Joe looked at me, making the motion with his lips and eyebrows,
"She?" My sister catching him in the act, he drew the back of his
hand across his nose with his usual conciliatory air on such occasions, and
looked at her.
"Well?"
said my sister, in her snappish way. "What are you staring at? Is the
house afire?"
"—Which
some individual," Joe politely hinted, "mentioned—she."
"And
she is a she, I suppose?" said my sister. "Unless you call Miss
Havisham a he. And I doubt if even you'll go so far as that."
"Miss
Havisham, up town?" said Joe.
"Is
there any Miss Havisham down town?" returned my sister.
"She
wants this boy to go and play there. And of course he's going. And he had
better play there," said my sister, shaking her head at me as an
encouragement to be extremely light and sportive, "or I'll work him."
I had
heard of Miss Havisham up town,—everybody for miles round had heard of Miss
Havisham up town,—as an immensely rich and grim lady who lived in a large and
dismal house barricaded against robbers, and who led a life of seclusion.
"Well
to be sure!" said Joe, astounded. "I wonder how she come to know
Pip!"
"Noodle!"
cried my sister. "Who said she knew him?"
"—Which
some individual," Joe again politely hinted, "mentioned that she
wanted him to go and play there."
"And
couldn't she ask Uncle Pumblechook if he knew of a boy to go and play there?
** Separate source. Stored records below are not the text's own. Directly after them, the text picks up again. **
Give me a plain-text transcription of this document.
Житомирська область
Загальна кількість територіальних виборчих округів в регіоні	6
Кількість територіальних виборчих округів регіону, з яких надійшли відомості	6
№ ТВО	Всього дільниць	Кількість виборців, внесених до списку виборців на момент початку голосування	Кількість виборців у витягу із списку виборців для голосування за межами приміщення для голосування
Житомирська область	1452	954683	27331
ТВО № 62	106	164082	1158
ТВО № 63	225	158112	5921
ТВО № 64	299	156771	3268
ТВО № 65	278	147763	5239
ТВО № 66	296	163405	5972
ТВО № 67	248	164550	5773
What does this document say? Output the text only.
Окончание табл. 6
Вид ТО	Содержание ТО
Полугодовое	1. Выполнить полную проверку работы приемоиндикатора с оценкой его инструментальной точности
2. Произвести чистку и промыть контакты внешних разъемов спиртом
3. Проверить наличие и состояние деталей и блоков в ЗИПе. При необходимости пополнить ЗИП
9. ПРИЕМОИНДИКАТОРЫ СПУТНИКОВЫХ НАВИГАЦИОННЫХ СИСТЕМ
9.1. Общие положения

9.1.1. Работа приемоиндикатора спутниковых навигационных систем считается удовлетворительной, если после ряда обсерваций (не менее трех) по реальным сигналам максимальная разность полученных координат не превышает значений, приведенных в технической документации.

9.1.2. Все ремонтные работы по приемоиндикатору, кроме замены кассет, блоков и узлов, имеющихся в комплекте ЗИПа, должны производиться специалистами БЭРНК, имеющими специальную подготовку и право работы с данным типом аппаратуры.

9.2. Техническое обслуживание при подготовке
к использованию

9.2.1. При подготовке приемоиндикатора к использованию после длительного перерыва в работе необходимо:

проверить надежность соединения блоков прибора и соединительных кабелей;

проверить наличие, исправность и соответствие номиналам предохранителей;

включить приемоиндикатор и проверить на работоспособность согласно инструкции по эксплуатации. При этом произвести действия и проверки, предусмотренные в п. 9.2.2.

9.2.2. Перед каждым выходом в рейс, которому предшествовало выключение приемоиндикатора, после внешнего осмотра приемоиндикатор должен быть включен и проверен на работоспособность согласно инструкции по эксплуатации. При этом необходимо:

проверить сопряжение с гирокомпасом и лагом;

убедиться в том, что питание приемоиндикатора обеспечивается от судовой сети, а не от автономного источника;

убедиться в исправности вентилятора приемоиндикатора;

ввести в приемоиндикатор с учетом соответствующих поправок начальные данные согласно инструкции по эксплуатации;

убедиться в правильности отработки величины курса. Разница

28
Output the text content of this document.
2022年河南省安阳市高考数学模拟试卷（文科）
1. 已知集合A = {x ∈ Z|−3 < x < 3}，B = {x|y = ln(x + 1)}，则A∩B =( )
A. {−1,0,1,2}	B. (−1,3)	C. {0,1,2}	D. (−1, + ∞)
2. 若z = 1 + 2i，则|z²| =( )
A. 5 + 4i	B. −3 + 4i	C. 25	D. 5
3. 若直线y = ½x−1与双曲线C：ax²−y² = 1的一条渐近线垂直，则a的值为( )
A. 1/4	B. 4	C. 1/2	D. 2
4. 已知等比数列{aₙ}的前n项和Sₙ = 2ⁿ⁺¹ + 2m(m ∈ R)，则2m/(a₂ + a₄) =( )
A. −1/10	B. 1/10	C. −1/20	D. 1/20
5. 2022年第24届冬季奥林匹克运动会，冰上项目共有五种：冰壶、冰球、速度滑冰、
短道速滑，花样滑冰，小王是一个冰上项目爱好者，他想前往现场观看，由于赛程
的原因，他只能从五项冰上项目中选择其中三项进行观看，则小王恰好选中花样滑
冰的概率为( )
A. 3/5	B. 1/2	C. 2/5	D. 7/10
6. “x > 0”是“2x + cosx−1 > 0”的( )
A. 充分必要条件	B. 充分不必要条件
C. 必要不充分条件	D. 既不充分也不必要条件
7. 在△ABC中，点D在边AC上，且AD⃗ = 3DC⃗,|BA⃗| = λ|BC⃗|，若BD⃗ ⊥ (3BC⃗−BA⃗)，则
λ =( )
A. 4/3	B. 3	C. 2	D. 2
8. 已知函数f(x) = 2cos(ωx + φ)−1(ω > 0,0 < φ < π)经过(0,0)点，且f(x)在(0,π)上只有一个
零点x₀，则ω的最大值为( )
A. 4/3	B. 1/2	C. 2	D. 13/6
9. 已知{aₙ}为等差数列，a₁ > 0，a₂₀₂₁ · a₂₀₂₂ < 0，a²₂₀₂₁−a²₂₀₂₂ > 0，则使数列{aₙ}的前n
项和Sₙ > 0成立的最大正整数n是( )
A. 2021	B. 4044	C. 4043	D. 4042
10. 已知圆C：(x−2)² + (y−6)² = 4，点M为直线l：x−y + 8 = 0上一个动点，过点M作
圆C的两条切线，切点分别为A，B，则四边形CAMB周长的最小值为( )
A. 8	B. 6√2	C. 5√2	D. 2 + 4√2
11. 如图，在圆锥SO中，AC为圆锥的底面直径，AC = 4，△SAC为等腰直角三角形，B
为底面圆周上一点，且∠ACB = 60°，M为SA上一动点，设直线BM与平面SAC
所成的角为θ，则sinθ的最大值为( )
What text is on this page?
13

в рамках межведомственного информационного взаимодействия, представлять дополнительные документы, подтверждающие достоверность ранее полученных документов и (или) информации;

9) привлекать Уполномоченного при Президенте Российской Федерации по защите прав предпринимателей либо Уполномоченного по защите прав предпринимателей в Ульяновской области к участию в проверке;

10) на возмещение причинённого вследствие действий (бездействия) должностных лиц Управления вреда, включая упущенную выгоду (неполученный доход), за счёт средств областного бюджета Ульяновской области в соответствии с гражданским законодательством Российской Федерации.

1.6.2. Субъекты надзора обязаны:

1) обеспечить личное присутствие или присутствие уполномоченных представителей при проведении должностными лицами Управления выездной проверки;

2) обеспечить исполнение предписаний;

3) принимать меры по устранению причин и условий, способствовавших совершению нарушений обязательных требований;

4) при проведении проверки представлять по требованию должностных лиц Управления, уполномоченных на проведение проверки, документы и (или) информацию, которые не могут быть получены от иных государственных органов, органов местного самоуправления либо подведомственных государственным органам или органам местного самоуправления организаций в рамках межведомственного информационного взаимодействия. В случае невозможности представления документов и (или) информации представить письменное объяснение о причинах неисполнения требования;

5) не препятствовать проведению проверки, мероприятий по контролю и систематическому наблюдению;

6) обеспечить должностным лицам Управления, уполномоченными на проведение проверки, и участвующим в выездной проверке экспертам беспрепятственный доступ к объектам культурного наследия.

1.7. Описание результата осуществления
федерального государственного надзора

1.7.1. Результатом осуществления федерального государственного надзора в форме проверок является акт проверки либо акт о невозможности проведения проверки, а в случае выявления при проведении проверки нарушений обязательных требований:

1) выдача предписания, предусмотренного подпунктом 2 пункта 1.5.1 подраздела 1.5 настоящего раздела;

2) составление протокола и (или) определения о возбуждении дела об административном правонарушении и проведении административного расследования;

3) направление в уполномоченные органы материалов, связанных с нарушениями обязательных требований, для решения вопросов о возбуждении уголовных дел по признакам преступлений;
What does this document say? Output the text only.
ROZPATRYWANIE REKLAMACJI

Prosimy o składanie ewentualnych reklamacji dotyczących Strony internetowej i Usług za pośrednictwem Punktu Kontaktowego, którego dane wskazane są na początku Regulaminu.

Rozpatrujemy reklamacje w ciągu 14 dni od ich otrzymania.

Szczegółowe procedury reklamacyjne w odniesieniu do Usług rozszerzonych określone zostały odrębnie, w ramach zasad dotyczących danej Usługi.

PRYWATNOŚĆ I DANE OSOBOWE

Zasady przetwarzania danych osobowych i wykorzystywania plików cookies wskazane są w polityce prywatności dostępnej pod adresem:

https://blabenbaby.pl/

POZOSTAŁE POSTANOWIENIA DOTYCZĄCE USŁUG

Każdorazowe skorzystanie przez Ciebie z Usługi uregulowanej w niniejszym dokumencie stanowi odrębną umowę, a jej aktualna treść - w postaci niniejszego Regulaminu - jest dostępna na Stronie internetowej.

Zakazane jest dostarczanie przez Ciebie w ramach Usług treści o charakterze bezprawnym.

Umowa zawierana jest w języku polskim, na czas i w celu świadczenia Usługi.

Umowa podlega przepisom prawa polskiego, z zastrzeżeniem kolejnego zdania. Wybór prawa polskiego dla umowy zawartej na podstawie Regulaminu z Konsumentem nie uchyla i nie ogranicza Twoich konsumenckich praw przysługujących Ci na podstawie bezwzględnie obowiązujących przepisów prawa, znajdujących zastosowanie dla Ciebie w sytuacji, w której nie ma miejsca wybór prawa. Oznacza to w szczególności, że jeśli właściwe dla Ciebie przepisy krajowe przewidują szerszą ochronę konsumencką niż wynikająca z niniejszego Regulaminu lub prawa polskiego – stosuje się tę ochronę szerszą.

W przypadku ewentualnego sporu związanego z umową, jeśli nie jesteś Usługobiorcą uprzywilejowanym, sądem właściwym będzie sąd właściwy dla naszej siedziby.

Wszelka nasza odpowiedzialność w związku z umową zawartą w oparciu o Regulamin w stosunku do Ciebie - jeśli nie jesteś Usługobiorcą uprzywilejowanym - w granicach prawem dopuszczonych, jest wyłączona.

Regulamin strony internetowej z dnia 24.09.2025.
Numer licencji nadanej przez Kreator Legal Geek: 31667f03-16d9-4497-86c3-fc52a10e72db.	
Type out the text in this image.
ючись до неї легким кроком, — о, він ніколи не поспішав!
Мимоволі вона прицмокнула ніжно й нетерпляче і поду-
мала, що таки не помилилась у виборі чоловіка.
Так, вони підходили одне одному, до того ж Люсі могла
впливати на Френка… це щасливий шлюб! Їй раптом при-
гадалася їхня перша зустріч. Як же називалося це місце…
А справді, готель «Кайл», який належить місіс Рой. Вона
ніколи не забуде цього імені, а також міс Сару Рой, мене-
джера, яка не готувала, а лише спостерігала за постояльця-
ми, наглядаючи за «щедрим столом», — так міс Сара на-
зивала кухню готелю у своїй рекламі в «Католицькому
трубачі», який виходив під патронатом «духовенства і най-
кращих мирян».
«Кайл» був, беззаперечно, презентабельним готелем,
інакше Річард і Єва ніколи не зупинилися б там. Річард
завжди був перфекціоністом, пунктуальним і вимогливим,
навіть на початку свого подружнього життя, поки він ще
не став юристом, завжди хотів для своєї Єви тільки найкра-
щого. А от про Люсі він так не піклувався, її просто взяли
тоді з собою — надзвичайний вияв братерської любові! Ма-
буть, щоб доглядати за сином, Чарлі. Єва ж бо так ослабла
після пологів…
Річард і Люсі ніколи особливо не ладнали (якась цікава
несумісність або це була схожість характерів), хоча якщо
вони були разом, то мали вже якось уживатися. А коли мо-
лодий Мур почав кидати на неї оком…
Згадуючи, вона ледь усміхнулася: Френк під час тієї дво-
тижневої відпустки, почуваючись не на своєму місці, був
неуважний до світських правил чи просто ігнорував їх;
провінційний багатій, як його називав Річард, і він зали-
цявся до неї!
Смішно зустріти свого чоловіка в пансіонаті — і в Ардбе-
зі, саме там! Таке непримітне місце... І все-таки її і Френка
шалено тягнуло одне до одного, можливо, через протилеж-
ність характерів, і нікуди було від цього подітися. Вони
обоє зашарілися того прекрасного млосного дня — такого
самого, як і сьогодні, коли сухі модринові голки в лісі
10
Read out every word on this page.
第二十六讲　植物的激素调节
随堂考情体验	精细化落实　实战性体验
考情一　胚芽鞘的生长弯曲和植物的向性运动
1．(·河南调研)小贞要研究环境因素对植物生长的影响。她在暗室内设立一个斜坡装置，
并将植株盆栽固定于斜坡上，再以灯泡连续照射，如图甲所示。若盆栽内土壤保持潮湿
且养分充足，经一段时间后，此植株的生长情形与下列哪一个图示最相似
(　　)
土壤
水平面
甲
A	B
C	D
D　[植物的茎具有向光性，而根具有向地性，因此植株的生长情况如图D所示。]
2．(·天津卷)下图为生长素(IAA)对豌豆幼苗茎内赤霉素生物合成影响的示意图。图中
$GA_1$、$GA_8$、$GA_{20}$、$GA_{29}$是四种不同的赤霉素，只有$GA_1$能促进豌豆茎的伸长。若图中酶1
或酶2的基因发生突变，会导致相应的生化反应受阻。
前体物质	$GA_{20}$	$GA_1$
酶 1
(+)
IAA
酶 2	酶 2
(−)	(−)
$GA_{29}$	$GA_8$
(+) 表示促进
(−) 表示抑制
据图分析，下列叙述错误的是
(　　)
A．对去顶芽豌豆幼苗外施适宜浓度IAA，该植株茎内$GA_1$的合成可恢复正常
Isn't it just barely possible that Uncle Pumblechook may be a tenant of hers,
and that he may sometimes—we won't say quarterly or half-yearly, for that would
be requiring too much of you—but sometimes—go there to pay his rent? And
couldn't she then ask Uncle Pumblechook if he knew of a boy to go and play
there? And couldn't Uncle Pumblechook, being always considerate and thoughtful
for us—though you may not think it, Joseph," in a tone of the deepest
reproach, as if he were the most callous of nephews, "then mention this
boy, standing Prancing here"—which I solemnly declare I was not
doing—"that I have for ever been a willing slave to?"
"Good
again!" cried Uncle Pumblechook. "Well put! Prettily pointed! Good
indeed! Now Joseph, you know the case."
"No,
Joseph," said my sister, still in a reproachful manner, while Joe
apologetically drew the back of his hand across and across his nose, "you
do not yet—though you may not think it—know the case. You may consider that you
do, but you do not, Joseph. For you do not know that Uncle Pumblechook, being
sensible that for anything we can tell, this boy's fortune may be made by his
going to Miss Havisham's, has offered to take him into town to-night in his own
chaise-cart, and to keep him to-night, and to take him with his own hands to
Miss Havisham's to-morrow morning. And Lor-a-mussy me!" cried my sister,
casting off her bonnet in sudden desperation, "here I stand talking to
mere Mooncalfs, with Uncle Pumblechook waiting, and the mare catching cold at
the door, and the boy grimed with crock and dirt from the hair of his head to
the sole of his foot!"
With
that, she pounced upon me, like an eagle on a lamb, and my face was squeezed
into wooden bowls in sinks, and my head was put under taps of water-butts, and
I was soaped, and kneaded, and towelled, and thumped, and harrowed, and rasped,
until I really was quite beside myself. (I may here remark that I suppose
myself to be better acquainted than any living authority, with the ridgy effect
of a wedding-ring, passing unsympathetically over the human countenance.)
When my
ablutions were completed, I was put into clean linen of the stiffest character,
like a young penitent into sackcloth, and was trussed up in my tightest and
fearfullest suit. I was then delivered over to Mr. Pumblechook, who formally
received me as if he were the Sheriff, and who let off upon me the speech that
I knew he had been dying to make all along: "Boy, be forever grateful to
all friends, but especially unto them which brought you up by hand!"
"Good-bye,
Joe!"
"God
bless you, Pip, old chap!"
I had
never parted from him before, and what with my feelings and what with soapsuds,
I could at first see no stars from the chaise-cart. But they twinkled out one
by one, without throwing any light on the questions why on earth I was going to
play at Miss Havisham's, and what on earth I was expected to play at.